Возможно, Фостер решил, что мой вопрос продиктован иронией, поэтому холодно ответил, что несчастливым считался не сам дом, а окружающие его земли.
– Внутри дома смерти наступали от естественных причин, – сказал он. – Другое дело – парк… – Он многозначительно замолчал. – Кто-то назовет это суеверными выдумками, но лишь беспечный и неосмотрительный глупец осмелится ночью сунуться в парк Дома Вязов.
– Ну, по крайней мере один местный житель так не считает, – заметил я.

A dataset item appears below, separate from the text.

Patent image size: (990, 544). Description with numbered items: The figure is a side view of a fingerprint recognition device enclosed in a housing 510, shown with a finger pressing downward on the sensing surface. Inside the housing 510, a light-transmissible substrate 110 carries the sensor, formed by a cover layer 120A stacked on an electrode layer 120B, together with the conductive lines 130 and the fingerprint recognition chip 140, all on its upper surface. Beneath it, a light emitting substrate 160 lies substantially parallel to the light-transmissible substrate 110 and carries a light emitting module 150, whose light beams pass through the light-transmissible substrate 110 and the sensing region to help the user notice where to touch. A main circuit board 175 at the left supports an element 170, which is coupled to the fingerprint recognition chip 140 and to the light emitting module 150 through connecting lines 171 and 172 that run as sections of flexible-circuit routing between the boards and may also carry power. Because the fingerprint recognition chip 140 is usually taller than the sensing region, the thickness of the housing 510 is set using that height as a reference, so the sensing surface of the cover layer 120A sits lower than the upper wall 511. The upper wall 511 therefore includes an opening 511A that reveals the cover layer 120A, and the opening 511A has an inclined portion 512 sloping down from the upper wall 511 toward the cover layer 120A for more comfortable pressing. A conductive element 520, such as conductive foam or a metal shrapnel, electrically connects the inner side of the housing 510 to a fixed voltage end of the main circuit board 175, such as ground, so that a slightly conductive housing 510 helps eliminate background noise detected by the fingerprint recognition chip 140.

– Местный, вы говорите? – живо заинтересовался Фостер. – Вы меня удивляете. В Фенли народу немного, еще того меньше тех, кто по доброй воле рискнул бы отправиться в это дурное место ночью. Вы случайно не знаете, кто бы это мог быть?
– Боюсь, что нет. Я видел его поздно ночью и не смог в темноте разглядеть лицо. Я принял его за бродягу, а Пул, который видел этого человека и раньше, считает его браконьером, кратчайшим путем добирающимся в лес.

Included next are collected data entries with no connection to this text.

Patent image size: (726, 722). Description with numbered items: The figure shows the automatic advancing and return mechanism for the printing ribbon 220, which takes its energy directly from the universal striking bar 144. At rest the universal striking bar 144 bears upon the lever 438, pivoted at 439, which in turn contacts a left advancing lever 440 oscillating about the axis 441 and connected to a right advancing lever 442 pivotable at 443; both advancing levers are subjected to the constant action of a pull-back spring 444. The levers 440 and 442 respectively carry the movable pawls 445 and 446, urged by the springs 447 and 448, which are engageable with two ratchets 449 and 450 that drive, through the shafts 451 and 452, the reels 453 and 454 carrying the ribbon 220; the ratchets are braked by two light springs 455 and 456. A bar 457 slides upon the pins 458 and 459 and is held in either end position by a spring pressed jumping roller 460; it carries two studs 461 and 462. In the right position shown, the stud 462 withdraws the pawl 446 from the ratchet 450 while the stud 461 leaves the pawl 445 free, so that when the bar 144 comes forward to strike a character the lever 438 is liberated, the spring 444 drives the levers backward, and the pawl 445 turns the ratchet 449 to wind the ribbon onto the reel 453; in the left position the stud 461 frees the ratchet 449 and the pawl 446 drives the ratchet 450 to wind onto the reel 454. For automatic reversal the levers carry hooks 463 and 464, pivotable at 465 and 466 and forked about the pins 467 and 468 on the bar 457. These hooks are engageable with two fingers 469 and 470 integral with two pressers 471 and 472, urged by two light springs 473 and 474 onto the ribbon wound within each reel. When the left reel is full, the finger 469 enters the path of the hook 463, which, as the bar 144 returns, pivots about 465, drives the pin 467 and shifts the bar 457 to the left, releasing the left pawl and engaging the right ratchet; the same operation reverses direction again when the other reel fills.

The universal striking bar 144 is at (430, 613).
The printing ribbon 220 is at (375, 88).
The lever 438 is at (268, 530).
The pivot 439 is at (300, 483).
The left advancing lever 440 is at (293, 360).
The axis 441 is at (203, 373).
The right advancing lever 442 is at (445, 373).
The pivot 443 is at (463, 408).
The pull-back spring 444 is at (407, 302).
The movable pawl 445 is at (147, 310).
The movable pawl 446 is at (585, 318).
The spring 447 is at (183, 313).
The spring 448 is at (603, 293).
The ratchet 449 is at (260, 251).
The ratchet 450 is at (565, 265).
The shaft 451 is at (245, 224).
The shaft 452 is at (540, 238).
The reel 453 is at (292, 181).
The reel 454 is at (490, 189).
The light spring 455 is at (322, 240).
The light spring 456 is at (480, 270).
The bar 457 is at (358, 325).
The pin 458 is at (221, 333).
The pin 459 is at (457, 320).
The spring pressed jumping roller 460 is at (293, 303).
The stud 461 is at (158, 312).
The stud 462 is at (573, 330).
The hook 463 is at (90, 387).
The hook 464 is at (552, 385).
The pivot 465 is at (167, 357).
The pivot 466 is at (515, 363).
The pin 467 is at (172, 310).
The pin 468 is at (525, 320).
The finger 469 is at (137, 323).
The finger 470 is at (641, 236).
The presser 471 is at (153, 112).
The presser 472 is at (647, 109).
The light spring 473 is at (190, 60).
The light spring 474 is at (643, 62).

– Очень странно. И только доказывает, как плохо я изучил эту местность за десять лет. Считается, что единственным браконьером, который не побоялся побывать там, был Ян Тэб, чье растерзанное тело поставило констеблей перед неразрешимой задачей. Убийц так и не нашли. Печальный пример бедняги сослужил уроком: с тех пор люди туда не ходят. Но это произошло лет тридцать назад, и, быть может, нынешняя молодежь ничего не боится. – Фостер многозначительно посмотрел на часы и сказал, что ему пора возвращаться на работу. – Было приятно побеседовать с вами, – сказал он на прощание, – но в библиотеке еще столько работы до закрытия! Однако я надеюсь, что вы снова зайдете ко мне, когда окажетесь в Фенли.
Обдумывая на обратном пути услышанное, я решил, что, хотя в Фенли я узнал много интересного, полученная информация вряд ли поможет мне умерить восторг Пула по поводу дома. Зато у него чуть уляжется беспокойство насчет подвала и пробудится интерес к истории.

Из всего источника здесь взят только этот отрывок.